Inspiring Older Readers

posted on 05 Jul 2018

Uncommon Type by Tom Hanks

Reviewers have been generally kind if somewhat condescending about Tom Hanks’ first collection of short stories, Uncommon Type. Some have expressed surprise that an actor can also write, seeming to view this rather as Dr Johnson did a woman preaching – “like a dog’s walking on his hind legs. It is not done well; but you are surprised to find it done at all”. There has also been a little hyperbole: one said that reading Hanks’ stories is like finding out that Alice Munro is also the greatest actor of her generation. The truth, as ever, lies somewhere in between.

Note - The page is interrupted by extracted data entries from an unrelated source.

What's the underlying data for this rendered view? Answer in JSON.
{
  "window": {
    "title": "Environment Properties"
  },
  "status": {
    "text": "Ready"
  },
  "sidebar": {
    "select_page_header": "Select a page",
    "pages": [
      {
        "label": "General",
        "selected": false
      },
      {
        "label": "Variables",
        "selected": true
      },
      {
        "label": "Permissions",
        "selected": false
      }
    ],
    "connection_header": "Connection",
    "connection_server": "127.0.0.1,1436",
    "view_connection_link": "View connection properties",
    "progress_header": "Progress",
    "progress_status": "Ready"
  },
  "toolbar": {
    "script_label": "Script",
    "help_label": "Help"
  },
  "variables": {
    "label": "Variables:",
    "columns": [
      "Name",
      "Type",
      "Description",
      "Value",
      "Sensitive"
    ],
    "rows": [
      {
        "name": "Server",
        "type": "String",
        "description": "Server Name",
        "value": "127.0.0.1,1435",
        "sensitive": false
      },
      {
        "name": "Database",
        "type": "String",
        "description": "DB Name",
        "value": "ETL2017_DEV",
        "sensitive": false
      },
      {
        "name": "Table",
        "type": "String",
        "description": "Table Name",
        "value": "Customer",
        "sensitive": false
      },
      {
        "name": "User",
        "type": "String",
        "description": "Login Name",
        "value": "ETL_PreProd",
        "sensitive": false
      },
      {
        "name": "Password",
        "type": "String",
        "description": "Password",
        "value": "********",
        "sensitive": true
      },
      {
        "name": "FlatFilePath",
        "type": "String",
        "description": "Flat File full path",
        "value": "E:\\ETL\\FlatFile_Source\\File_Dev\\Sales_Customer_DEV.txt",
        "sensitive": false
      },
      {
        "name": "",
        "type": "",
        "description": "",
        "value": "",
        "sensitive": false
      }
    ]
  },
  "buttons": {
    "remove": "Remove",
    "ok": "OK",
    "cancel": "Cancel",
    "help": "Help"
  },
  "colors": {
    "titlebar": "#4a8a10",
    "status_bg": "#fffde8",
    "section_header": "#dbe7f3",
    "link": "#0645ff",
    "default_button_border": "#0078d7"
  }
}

Firstly, one must mention length. Hanks is nothing if not generous. This book is over 400 pages long. In this first collection of short stories Hanks has given us more than many writers do after a lifetime of short story writing. They are varied, rich in character and incident, move back and forth in time (and in two cases space too), warm, funny, humane, nostalgic and generous in spirit. In fact, if one had to try and imagine what kind of short stories Tom Hanks might write – based solely on the persona one gets some impression of on-screen and in interviews – then these would pretty much be what you would come up with. The prose is workmanlike and serviceable (if not distinguished) and there is evident pleasure in writing on almost every page.

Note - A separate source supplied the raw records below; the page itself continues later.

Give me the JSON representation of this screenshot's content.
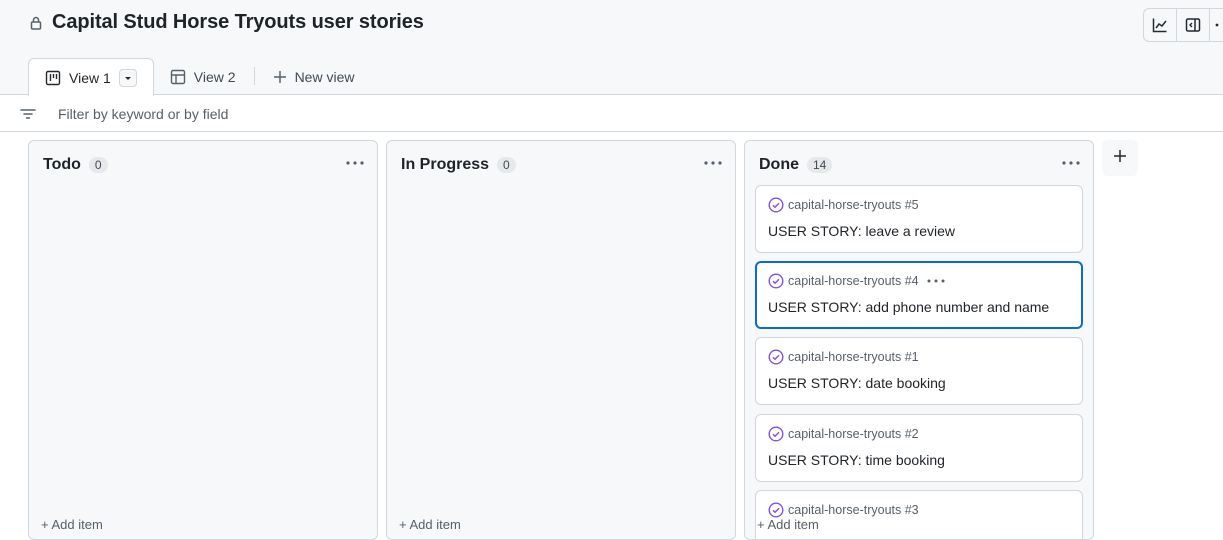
{
  "header": {
    "title": "Capital Stud Horse Tryouts user stories",
    "lock_icon": "lock-icon",
    "actions": [
      {
        "name": "insights-icon"
      },
      {
        "name": "side-panel-icon"
      },
      {
        "name": "more-icon"
      }
    ]
  },
  "tabs": [
    {
      "label": "View 1",
      "icon": "board-icon",
      "active": true
    },
    {
      "label": "View 2",
      "icon": "table-icon",
      "active": false
    },
    {
      "label": "New view",
      "icon": "plus-icon",
      "active": false
    }
  ],
  "filter": {
    "placeholder": "Filter by keyword or by field",
    "icon": "filter-icon"
  },
  "columns": [
    {
      "title": "Todo",
      "count": "0",
      "footer": "+ Add item",
      "cards": []
    },
    {
      "title": "In Progress",
      "count": "0",
      "footer": "+ Add item",
      "cards": []
    },
    {
      "title": "Done",
      "count": "14",
      "footer": "+ Add item",
      "cards": [
        {
          "ref": "capital-horse-tryouts #5",
          "title": "USER STORY: leave a review"
        },
        {
          "ref": "capital-horse-tryouts #4",
          "title": "USER STORY: add phone number and name"
        },
        {
          "ref": "capital-horse-tryouts #1",
          "title": "USER STORY: date booking"
        },
        {
          "ref": "capital-horse-tryouts #2",
          "title": "USER STORY: time booking"
        },
        {
          "ref": "capital-horse-tryouts #3",
          "title": ""
        }
      ]
    }
  ],
  "colors": {
    "accent": "#0969da",
    "done_status": "#8250df",
    "border": "#d0d7de",
    "column_bg": "#f6f8fa"
  }
}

I say almost every page because I think a kinder or stricter editor might have convinced Tom that the book is about a hundred pages too long. There seems – to my taste, anyway – some unmistakeable filler in here. There are four slightly too whimsical ‘columns’ by a soon-to-retire journalist on a local paper; there is an over-long story about bowling (others may enjoy it but as a bowling illiterate I couldn’t follow it); and there is a fifty-page screenplay that seems something of an orphan. Less would have been more.

But I don’t see how anyone could read the best of what’s in here without enjoyment. And that, first and foremost, seems to be the prime motivation of these stories. Tom wrote them because he enjoys writing. He enjoys tinkering with his collection of vintage typewriters (there is a tenuous thread running through all of the stories in that typewriters feature in some manner in each). They were written to be enjoyed. Dare one call them – without disparagement, I mean – ‘easy reading’?

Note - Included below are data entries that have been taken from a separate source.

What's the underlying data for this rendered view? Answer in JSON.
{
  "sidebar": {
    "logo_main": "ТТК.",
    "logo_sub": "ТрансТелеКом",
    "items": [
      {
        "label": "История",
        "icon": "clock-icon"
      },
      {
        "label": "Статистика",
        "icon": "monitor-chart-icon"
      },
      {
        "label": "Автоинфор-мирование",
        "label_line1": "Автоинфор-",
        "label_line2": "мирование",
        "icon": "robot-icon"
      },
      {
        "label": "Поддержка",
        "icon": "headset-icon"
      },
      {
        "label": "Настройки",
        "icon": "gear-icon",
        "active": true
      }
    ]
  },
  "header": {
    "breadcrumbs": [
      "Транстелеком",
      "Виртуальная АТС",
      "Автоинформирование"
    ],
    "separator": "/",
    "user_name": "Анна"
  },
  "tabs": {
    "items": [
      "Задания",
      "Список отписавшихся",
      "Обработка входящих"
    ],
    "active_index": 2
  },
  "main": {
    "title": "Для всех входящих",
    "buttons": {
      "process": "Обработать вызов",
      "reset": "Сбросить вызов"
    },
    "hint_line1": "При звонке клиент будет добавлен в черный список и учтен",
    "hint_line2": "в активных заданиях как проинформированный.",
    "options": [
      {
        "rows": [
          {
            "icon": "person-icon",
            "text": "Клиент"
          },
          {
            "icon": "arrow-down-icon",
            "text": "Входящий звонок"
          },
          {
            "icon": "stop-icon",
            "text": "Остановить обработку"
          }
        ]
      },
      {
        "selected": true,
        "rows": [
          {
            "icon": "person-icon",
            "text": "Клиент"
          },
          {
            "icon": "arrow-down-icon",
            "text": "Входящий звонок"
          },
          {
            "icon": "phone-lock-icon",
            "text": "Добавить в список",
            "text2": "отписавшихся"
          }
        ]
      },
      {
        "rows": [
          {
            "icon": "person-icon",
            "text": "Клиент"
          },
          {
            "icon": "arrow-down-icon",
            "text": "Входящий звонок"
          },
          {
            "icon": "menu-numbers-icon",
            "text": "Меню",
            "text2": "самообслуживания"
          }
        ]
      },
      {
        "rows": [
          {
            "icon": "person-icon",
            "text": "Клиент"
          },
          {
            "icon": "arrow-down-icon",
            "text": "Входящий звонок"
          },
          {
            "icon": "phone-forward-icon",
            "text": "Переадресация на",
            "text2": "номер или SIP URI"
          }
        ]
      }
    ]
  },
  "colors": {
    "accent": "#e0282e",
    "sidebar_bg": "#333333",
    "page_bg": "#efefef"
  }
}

What I mean by this is that they are light, accomplished and enjoyable without being difficult, tricksy or challenging. They have a quite distinctive voice (it is almost impossible not to read them in a Tom Hanks voice), but they are not doing much – nor are they intended – to expand or innovate the short story form. Perhaps most importantly, because I think this on balance is in their favour, they are very much their own thing and reveal no obvious indebtedness to the great American short story writers –to Hemingway, Scott Fitzgerald, Grace Paley, Carver, Updike, Bashevis Singer, Capote, Eudora Welty, Willa Cather…

The best of them really are very good indeed and merit rereading. ‘Three Exhausting Weeks’ (a torrid but ultimately failed sexual adventure), ‘A Junket in the City of Light’ (a bit-part actor gets to see Paris but without an expense account), ‘A Month on Greene Street’ (a divorcee finds her new neighbour to be an ex-addict astronomer) and especially ‘These Are the Meditations of My Heart’ (a lonely young woman who has recently left her boyfriend buys a vintage typewriter) were all hugely enjoyable and I would happily read them all again.

Reviewing the book late last year the US public broadcasting website NPR concluded an otherwise kind review a little too harshly: “Is this great literature? No – it’s too generic and mawkish. But Uncommon Type offers heartfelt charm along with nostalgia for sweeter, simpler times – even if they never really were quite so sweet or simple.”

I certainly didn’t find the stories generic or mawkish. Earlier I called them ‘easy reading’ and this seems to me more accurate. If only the best ten stories occupied this book, then it would be a cause for celebration. As it is, I found my attention flagging a little towards the end because there really is too much here and taken all together the stories somehow lack a sense of occasion. What I mean by that is the feeling of anticipation you experience when you know you are reading a story that is not just by a great writer but is also a remarkable addition to the short story form. You feel as if the short story form as well as one’s ability to read it are both being expanded.

I thoroughly enjoyed the best of what Hanks’ Uncommon Type has to offer. They confirm on page after page that he is exactly the intelligent, generous-spirited and modest man you always imagined (and hoped) he would be. But I will admit that they also sent me back to an old Penguin collection of Hemingway’s short stories, The Snows of Kilimanjaro & Other Stories – to remind myself of what an extraordinary tightrope act a great short story can be.